Julian Baggini is editor of The Philosophers' Magazine
Shivers were sent down the spine of many secularists and religious moderates when the woman responsible for more than 4,600 Church of England schools recently suggested in The TES that Intelligent Design (ID) should be taught in schools. Even the Christian think-tank Ekklesia was outraged at the idea, saying that ID was "creationism masquerading as science" and "appallingly bad theology".
Aren't we getting a bit hysterical? Like the mythical Victorians who covered their piano legs because they were so prudish, dislike of ID has led many to become irrationally phobic about its very mention. As a committed atheist, I actually want to see ID discussed in classrooms, and I'm also pleased to say it is already happening.
The Reverend Jan Ainsworth was not saying ID should be taught as science, but in the history of science.

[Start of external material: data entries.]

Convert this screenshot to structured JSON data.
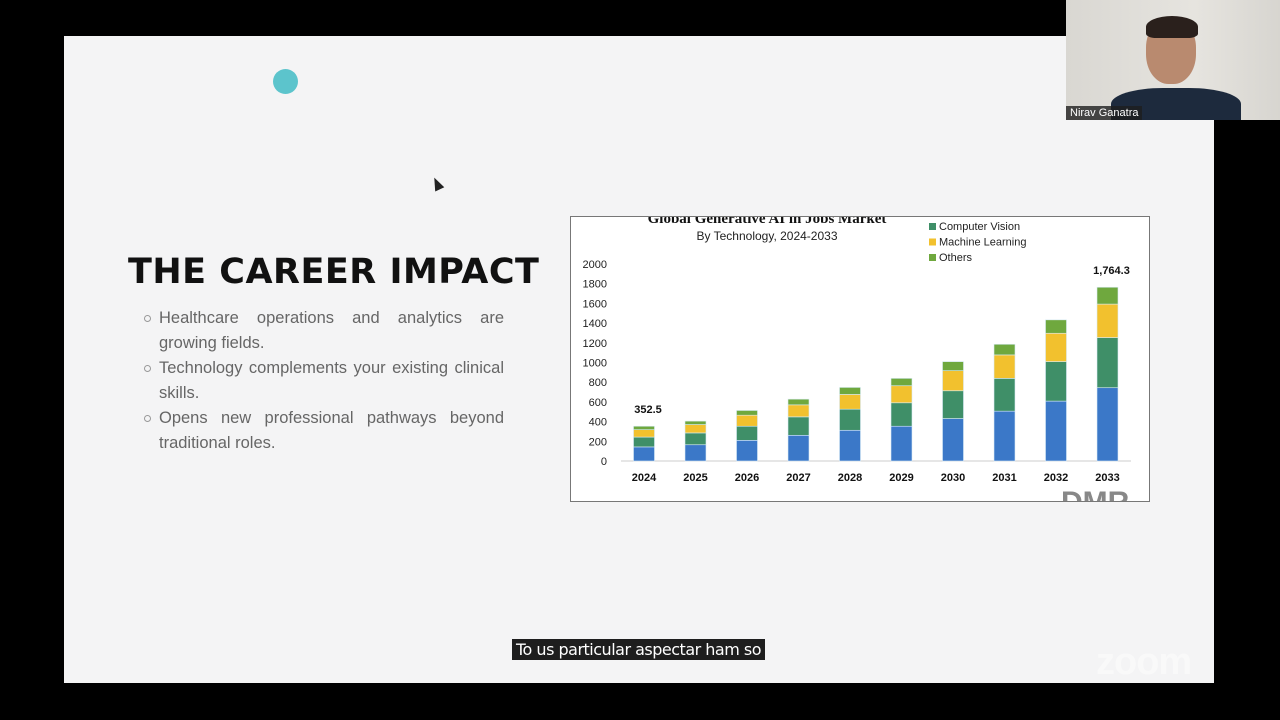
{
  "slide": {
    "title": "THE CAREER IMPACT",
    "bullets": [
      "Healthcare operations and analytics are growing fields.",
      "Technology complements your existing clinical skills.",
      "Opens new professional pathways beyond traditional roles."
    ],
    "accent_color": "#5cc4cc"
  },
  "video": {
    "participant_name": "Nirav Ganatra",
    "caption": "To us particular aspectar ham so",
    "watermark": "zoom"
  },
  "chart_data": {
    "type": "bar",
    "stacked": true,
    "title": "Global Generative AI in Jobs Market",
    "subtitle": "By Technology, 2024-2033",
    "xlabel": "",
    "ylabel": "",
    "ylim": [
      0,
      2000
    ],
    "yticks": [
      0,
      200,
      400,
      600,
      800,
      1000,
      1200,
      1400,
      1600,
      1800,
      2000
    ],
    "categories": [
      "2024",
      "2025",
      "2026",
      "2027",
      "2028",
      "2029",
      "2030",
      "2031",
      "2032",
      "2033"
    ],
    "legend_position": "top-right",
    "series": [
      {
        "color": "#3b78c8",
        "values": [
          143,
          165,
          210,
          261,
          312,
          353,
          431,
          506,
          608,
          744
        ]
      },
      {
        "name": "Computer Vision",
        "color": "#3f8f68",
        "values": [
          100,
          120,
          143,
          187,
          214,
          238,
          282,
          333,
          401,
          509
        ]
      },
      {
        "name": "Machine Learning",
        "color": "#f2c12e",
        "values": [
          75,
          85,
          112,
          122,
          150,
          173,
          204,
          238,
          288,
          340
        ]
      },
      {
        "name": "Others",
        "color": "#6fa83e",
        "values": [
          35,
          35,
          48,
          58,
          71,
          75,
          92,
          108,
          136,
          171
        ]
      }
    ],
    "annotations": [
      {
        "category": "2024",
        "text": "352.5"
      },
      {
        "category": "2033",
        "text": "1,764.3"
      }
    ],
    "watermark": "DMR"
  }
}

This is already what happens in the new "perspectives on science" AS level, which covers the history, philosophy and ethics of science. Teaching this subject is critical for preparing tomorrow's adults for the most perplexing and urgent problems they will have to deal with, such as GM foods, biotechnology, fertility treatment and climate change.
ID should be on the syllabus because it is a widely held dissenting view, and if you do not equip people to assess such views, they are going to appear more, not less, credible. It is not enough to stick to "good science": you need to know why it is good, what makes bad science false, and why mavericks can always use the inherent uncertainty and provisionality of science to make unfounded claims seem credible.

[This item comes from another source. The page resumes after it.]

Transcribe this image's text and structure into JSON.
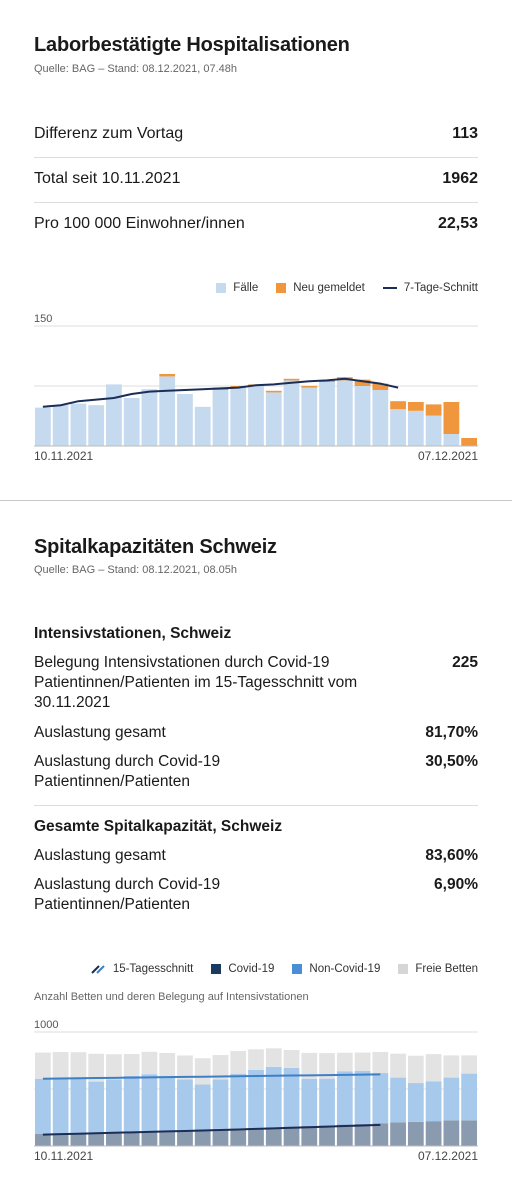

The main counter-argument is that many Bible-literalists use ID as a Trojan horse for a more hard-line creationism. But this is a bad reason for not teaching ID in any context at all. It's a bit like that favourite comedy trope whereby characters in danger are about to do the one thing that will save them until one says, "But wait! That's just what they'll expect us to do!"

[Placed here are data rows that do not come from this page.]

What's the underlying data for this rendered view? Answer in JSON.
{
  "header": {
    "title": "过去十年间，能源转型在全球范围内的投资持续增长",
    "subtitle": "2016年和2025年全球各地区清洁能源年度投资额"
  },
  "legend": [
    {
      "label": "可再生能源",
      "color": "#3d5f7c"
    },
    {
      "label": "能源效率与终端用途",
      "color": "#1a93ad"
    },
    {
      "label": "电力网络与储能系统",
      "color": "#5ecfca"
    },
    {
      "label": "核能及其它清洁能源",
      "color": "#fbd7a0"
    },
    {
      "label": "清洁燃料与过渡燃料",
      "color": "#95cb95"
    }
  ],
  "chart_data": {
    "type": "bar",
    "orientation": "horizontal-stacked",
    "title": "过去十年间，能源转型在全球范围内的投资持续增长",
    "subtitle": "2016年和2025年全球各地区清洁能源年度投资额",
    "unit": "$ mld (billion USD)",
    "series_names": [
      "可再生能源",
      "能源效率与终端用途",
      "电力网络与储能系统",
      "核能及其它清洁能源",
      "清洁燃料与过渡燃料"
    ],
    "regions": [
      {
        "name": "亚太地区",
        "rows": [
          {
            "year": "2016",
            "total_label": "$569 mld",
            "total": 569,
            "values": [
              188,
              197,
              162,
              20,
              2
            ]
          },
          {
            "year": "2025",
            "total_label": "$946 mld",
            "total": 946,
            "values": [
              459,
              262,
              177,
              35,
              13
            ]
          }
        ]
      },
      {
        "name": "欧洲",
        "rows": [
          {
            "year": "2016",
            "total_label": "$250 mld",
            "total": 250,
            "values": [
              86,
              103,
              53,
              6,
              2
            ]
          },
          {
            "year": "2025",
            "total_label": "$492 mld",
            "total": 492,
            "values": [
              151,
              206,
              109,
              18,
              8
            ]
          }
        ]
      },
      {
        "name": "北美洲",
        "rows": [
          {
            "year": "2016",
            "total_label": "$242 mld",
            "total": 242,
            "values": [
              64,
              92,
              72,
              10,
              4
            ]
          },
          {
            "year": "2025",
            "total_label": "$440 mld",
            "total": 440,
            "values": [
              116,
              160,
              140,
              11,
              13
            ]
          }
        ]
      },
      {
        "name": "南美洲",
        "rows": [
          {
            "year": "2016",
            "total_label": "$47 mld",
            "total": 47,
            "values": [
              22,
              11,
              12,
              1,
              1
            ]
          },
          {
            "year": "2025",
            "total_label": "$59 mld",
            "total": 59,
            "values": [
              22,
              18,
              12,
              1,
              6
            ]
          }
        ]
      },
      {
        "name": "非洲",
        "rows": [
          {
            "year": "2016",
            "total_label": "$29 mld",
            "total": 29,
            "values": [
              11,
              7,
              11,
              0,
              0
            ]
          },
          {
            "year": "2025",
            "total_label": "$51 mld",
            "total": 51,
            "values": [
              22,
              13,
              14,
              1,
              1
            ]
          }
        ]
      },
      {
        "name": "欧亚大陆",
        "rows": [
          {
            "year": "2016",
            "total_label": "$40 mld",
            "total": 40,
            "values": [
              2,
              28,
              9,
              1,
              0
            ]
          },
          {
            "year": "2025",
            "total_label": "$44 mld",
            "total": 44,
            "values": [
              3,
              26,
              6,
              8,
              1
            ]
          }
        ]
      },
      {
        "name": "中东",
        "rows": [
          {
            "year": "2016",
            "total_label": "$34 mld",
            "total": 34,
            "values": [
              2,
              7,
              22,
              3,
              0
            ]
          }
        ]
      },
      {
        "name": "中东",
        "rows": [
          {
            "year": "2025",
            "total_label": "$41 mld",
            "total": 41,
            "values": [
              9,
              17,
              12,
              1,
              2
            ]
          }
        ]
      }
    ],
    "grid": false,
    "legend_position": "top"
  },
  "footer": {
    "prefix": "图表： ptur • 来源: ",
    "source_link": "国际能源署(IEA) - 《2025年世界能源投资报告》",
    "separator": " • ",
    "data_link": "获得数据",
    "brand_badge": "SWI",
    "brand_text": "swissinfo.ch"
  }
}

I am not persuaded either by the view that because even to discuss ID legitimises it, we should ignore it. If we can teach pupils about fascism without legitimising it, we can do the same with ID. If we believe, as I do, that ID is bad science, then we need to show why it is, not just say it is. People will be exposed to the claims of religious extremists at some stage, and I for one would prefer that their first introduction to their wilder claims is in a classroom where they can be properly assessed. If people are going to reject ID, they can't be expected to do it purely on trust.